Researchers from Massachusetts Institute of Technology's (MIT) Computer Science and Artificial Intelligence Laboratory (CSAIL), in partnership with MIT's Institute of Medical Engineering and Sciences, developed a new type of wearable artificially intelligent system capable of predicting whether the conversation is happy, sad or neutral.

Their new system, to be presented at the Association for the Advancement of Artificial Intelligence (AAAI) conference in San Francisco, can determine the overall tone of the conversation by analyzing audio, text transcriptions and physiological signal of the participants.

"Imagine if, at the end of a conversation, you could rewind it and see the moments when the people around you felt the most anxious," said Tuka Alhanai, a graduate student at MIT and co-author of a related paper, in a press release. "Our work is a step in this direction, suggesting that we may not be that far away from a world where people can have an AI social coach right in their pocket."

For their new system, the researchers used the Samsung Simband to capture high-resolution physiological waveforms of 31 different conversations of several minutes each. These waveforms will then be used to measure features such as heart rate, movements, blood pressure, blood flow and skin temperature. Audio data and text transcripts captured by the system will also be used to analyze the speaker's tone, pitch, energy and vocabulary.
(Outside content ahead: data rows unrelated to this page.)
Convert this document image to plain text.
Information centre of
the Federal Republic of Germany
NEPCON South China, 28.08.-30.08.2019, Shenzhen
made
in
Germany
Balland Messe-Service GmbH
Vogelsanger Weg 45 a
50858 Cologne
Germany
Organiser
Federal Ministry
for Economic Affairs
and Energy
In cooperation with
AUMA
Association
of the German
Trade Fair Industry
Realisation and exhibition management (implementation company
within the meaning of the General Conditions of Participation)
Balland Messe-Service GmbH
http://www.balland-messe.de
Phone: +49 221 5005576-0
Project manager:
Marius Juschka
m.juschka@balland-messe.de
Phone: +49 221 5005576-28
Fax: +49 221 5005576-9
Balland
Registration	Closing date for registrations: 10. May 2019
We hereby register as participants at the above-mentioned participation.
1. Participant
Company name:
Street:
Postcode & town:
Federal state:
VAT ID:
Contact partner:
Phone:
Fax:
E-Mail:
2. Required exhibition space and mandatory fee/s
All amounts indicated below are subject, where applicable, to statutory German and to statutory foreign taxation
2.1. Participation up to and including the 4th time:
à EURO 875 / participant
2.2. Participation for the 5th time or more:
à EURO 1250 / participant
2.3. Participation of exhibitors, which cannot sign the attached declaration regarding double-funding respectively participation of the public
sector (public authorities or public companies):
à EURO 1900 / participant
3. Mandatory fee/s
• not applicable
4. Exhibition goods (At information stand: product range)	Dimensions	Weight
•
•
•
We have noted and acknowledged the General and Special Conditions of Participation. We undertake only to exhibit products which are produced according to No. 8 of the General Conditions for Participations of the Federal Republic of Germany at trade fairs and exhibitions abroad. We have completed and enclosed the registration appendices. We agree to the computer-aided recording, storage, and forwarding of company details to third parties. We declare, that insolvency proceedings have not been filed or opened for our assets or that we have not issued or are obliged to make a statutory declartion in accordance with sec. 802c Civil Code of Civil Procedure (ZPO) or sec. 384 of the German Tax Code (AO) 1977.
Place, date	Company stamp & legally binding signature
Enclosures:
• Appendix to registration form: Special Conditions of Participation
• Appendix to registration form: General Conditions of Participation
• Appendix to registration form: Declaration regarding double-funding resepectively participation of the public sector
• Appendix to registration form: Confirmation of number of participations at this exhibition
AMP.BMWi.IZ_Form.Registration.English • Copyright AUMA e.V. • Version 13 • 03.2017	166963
The researchers then trained two algorithms using the data captured by the Simband. One of the algorithms was trained to classify the nature of the conversation as either "happy" or "sad," while the other one was trained to classify each five-second block of every conversation as positive, negative or neutral.

The first algorithm was able to determine the overall tone of the conversation with 83 percent accuracy. The deep-learning techniques used in the system were also able to classify the mood of each five-second interval with an accuracy that was approximately 18 percent above chance on average. The model is also a full 7.5 percent better than any existing approaches.

The next step for the researchers is to improve the emotional granularity of the algorithm to better classify interactions as boring, tense and excited, rather than just labeling them as "positive" or "negative."